Con la parola “ agenda” si intende, quindi, semplicemente l’elenco degli argomenti degni di ricevere
l’attenzione.
L’effetto di agenda setting ( o impostazione dell’agenda) consiste nel fatto che l’agenda dei modelli finisce,
dopo un certo periodo di tempo, per riflettersi fedelmente nell’agenda del pubblico.
In questo caso l’effetto non riguarda il merito di ciò che la gente è indotta a pensare in seguito all’azione
dei media, ma “solo” il fatto che su alcuni argomenti sia indotta a pensare qualcosa, mentre altri argomenti
non vengono nemmeno presi in considerazione.

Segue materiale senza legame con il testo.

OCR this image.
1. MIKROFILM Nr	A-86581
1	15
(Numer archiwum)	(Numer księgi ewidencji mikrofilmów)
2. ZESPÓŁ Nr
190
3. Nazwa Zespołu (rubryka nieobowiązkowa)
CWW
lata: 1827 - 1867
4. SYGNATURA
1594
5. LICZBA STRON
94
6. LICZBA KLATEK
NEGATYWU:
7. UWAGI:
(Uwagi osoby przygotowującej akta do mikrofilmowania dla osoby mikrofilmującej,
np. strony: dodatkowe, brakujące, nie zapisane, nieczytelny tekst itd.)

Se è vero che la stampa “può non riuscire per la maggior parte del tempo nel dire alla gente cosa pensare,
essa è sorprendentemente in grado di dire ai propri lettori intorno a quali temi pensare qualcosa.
Sono state condotte numerose ricerche sull’ampiezza del periodo di tempo necessario ( time lag) affinchè
determinati argomenti nell’agenda dei media si riflettono in quella del pubblico. Altre ricerche hanno avuto
come obiettivo la misurazione del differente potere di agenda da parte dei diversi media, scoprendo che la
stampa sembra avere un potere maggiore della televisione.
L’effetto di agenda è massimo su quegli argomenti sui quali il pubblico non ha alcuna possibilità di farsi
un’esperienza in prima persona.
L’avvento dei nuovi media contribuisce a mutare il quadro della situazione: la possibilità di accesso a media
in qualche modo alternativi sottrae ai media tradizionali una buona fetta di potere agenda.